Un long chemin reste à parcourir, mes chers collègues.
Examinons également le contexte dans lequel nous nous inscrivons.
Le contexte, c'est d'abord celui du projet de loi prétendument voué à la prévention de la délinquance, texte qui introduit de lourdes confusions, notamment en attribuant de facto des pouvoirs judiciaires aux maires.
Le contexte, c'est aussi le fait que le premier président de la Cour de cassation et le procureur général aient dû s'exprimer avec force à la suite des attaques dont les magistrats de Bobigny ont été victimes de la part d'un de vos collègues du Gouvernement, monsieur le garde dans sceaux, qui a enfreint la règle constitutionnelle garantissant la séparation des pouvoirs dont vous savez qu'elle fonde l'indépendance des magistrats.
Le contexte, mes chers collègues, c'est encore l'accumulation de textes de lois portant sur le même sujet : la répression. Il me semble que nous en sommes à la septième loi de ce type depuis le début de la présente législature, comme si l'annonce de la loi, son énoncé, la discussion de la loi avaient à eux seuls la vertu de régler les problèmes.
À chaque nouvelle année, à chaque saison nouvelle, sa nouvelle loi : citons ainsi la loi Perben, la loi Sarkozy, la loi Clément... Nous avons connu tant de lois ! Veillons-y cependant, car cette accumulation, cette course en avant quelque peu pathétique, nous fait conclure que l'arrivée d'une nouvelle loi disqualifie nécessairement la précédente. En effet, si la loi précédente, que ce soit la première, la deuxième, la troisième, la quatrième ou la cinquième, avait été efficace, il n'eût pas été besoin d'en produire une nouvelle.
Or, comme il ne s'agit que d'afficher, d'énoncer, de dire, il est clair que l'objectif est atteint en termes de communication, s'il n'est pas atteint dans la réalité des choses.
Le contexte, c'est également le fait que le principe de peines plancher est constamment brandi. J'ai vu, monsieur le garde des sceaux, que vous aviez proclamé votre désaccord, mais vous ne pouvez ignorer les déclarations de celui de vos collègues que j'évoquais tout à l'heure.
Pourtant, vous le savez, le bon exercice de la justice suppose que, dans le respect de la loi, le juge puisse justement juger, c'est-à-dire exercer pleinement son pouvoir d'appréciation.
Le contexte, enfin, c'est une loi d'orientation et de programmation pour la justice dont le taux d'application, s'il est de 80 % en ce qui concerne les magistrats, ne sera que de 58 % quant aux fonctionnaires des services judiciaires.
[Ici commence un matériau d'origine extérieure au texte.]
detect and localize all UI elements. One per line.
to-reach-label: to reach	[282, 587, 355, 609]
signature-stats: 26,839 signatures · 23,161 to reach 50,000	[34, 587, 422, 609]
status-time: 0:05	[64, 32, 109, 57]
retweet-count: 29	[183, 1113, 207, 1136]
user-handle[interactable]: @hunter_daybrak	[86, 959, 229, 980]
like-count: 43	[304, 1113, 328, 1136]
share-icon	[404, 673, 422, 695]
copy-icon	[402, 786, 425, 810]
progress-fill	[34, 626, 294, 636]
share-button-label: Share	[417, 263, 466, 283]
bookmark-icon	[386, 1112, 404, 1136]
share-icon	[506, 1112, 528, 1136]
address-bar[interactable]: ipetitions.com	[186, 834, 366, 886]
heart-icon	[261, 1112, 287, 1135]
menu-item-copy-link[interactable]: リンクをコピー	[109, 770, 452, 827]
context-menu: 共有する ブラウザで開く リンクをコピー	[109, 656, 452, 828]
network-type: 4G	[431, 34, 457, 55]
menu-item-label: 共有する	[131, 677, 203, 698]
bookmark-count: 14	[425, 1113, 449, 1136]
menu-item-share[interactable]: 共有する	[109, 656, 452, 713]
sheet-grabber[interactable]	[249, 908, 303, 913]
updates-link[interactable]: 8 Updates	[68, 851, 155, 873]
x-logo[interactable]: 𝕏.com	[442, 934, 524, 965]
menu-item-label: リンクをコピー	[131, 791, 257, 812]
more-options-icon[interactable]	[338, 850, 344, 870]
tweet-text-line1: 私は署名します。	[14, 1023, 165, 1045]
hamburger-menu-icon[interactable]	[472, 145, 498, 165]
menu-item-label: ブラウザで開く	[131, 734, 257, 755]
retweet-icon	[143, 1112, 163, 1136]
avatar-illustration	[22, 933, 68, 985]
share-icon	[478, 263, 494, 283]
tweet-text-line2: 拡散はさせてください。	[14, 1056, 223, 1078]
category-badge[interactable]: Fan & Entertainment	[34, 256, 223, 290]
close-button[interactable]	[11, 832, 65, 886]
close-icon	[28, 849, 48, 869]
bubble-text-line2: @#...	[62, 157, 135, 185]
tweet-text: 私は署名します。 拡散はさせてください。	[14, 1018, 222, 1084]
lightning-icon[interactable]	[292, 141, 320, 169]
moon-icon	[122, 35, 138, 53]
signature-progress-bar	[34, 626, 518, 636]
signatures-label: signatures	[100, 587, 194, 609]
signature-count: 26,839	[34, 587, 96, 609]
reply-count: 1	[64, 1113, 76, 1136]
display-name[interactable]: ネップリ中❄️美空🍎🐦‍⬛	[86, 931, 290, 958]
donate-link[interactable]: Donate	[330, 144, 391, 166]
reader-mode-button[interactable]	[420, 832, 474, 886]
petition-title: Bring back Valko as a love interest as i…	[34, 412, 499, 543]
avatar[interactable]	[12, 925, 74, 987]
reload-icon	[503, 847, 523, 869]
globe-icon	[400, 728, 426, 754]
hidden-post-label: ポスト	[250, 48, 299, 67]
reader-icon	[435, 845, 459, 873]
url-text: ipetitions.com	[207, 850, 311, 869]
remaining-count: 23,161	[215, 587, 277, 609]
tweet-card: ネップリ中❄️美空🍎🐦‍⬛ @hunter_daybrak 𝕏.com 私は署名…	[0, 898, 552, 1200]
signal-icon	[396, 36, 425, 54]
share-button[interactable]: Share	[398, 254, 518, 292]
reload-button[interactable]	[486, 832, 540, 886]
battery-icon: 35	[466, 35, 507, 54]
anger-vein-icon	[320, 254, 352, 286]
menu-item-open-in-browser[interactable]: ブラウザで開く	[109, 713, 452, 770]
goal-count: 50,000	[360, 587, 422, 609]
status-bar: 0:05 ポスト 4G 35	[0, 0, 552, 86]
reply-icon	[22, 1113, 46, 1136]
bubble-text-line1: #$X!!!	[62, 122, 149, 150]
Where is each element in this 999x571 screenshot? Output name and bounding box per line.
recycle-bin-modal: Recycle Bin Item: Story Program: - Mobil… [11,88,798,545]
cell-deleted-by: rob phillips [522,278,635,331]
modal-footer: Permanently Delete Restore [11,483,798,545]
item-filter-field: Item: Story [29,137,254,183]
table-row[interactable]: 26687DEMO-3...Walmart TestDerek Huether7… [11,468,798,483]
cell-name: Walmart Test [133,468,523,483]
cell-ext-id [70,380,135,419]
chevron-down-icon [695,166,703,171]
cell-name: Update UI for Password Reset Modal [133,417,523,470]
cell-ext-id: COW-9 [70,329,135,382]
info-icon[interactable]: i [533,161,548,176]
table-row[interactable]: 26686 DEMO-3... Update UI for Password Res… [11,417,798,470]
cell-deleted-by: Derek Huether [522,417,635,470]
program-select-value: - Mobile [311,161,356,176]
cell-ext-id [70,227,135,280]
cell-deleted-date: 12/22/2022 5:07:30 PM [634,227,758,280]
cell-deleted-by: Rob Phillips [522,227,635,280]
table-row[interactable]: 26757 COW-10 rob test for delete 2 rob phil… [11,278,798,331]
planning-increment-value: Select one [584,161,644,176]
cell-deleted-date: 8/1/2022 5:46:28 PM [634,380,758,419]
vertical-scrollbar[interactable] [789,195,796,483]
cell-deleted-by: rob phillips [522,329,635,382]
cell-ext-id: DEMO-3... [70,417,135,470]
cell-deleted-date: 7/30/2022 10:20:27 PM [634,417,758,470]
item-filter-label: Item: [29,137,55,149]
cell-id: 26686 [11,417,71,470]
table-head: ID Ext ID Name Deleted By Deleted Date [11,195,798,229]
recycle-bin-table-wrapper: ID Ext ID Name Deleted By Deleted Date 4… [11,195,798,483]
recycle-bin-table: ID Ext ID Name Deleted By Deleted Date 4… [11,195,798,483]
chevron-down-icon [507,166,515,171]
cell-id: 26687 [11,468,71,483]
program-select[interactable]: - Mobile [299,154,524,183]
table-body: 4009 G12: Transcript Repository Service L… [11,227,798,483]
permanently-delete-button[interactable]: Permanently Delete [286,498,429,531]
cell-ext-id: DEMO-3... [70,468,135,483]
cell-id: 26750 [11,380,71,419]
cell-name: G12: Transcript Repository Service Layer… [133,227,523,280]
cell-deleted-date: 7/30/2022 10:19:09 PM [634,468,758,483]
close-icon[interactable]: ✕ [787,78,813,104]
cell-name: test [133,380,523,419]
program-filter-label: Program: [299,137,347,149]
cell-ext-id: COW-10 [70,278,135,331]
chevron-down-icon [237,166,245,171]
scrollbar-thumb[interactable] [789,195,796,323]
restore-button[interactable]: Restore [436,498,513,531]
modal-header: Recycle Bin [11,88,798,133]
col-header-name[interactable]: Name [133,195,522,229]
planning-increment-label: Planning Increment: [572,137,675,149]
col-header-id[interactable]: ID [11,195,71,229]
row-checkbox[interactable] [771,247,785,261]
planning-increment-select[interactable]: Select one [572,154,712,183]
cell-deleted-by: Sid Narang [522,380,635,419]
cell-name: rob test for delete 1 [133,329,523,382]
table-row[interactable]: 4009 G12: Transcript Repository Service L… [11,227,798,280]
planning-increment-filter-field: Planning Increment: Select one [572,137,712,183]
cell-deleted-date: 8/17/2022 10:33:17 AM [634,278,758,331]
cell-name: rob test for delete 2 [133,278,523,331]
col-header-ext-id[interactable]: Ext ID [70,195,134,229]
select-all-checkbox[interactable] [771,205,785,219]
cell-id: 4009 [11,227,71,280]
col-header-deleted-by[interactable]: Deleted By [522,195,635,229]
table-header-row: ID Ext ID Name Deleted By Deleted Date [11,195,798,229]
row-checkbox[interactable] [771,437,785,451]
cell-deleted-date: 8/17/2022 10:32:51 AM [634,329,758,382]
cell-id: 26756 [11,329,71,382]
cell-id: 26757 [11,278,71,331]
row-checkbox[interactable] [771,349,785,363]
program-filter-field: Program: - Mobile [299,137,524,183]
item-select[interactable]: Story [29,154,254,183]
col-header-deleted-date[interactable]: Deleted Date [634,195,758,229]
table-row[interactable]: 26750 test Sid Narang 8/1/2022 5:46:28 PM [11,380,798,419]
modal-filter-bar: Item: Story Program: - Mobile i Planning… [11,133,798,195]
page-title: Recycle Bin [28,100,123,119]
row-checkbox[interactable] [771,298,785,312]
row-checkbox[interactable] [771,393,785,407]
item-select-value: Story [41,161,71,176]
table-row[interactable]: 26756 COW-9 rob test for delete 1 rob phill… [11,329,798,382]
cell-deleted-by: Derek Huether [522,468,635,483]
Je me permettrai d'insister sur ce point : comme le disent aujourd'hui les magistrats qui sont venus nous contacter dans nos départements, sans un nombre suffisant de greffiers, les juges ne peuvent exercer leur mission dans de bonnes conditions. La dégradation du rapport entre le nombre de magistrats et le nombre des fonctionnaires des services judiciaires pose un réel problème pour le bon exercice de la justice.
J'aimerais, pour conclure, évoquer trois problèmes.
Premièrement, se pose la question des frais de justice, qui a déjà été abordée. Je n'ignore pas l'inflexion des dépenses qui a eu lieu en 2006, mais je m'interroge : comme M. Mermaz l'a dit précédemment, de nombreuses mesures législatives ont été prises sans véritable étude d'impact.
Nous nous trouvons aujourd'hui face à une montée en flèche des frais de justice. Il y a une inflexion de ces frais, mais nous espérons que ce n'est pas au détriment de la liberté de prescription des magistrats et de l'élucidation des crimes et délits. Nous devons rester attentifs, car il y a là un véritable problème.
J'aborderai, deuxièmement, la question de l'aide juridictionnelle. Dès le mois de janvier 2006, les avocats ont attiré votre attention, monsieur le garde des sceaux, sur la détérioration de leurs conditions de travail et ont demandé une réforme de l'aide juridictionnelle ou, du moins, une augmentation du montant prévu pour cette aide.
Un rapport destiné au Conseil de l'Europe indique qu'un avocat britannique perçoit de l'État une indemnité trois fois supérieure à celle que perçoit un avocat français pour des prestations semblables ou comparables au titre de l'aide juridictionnelle.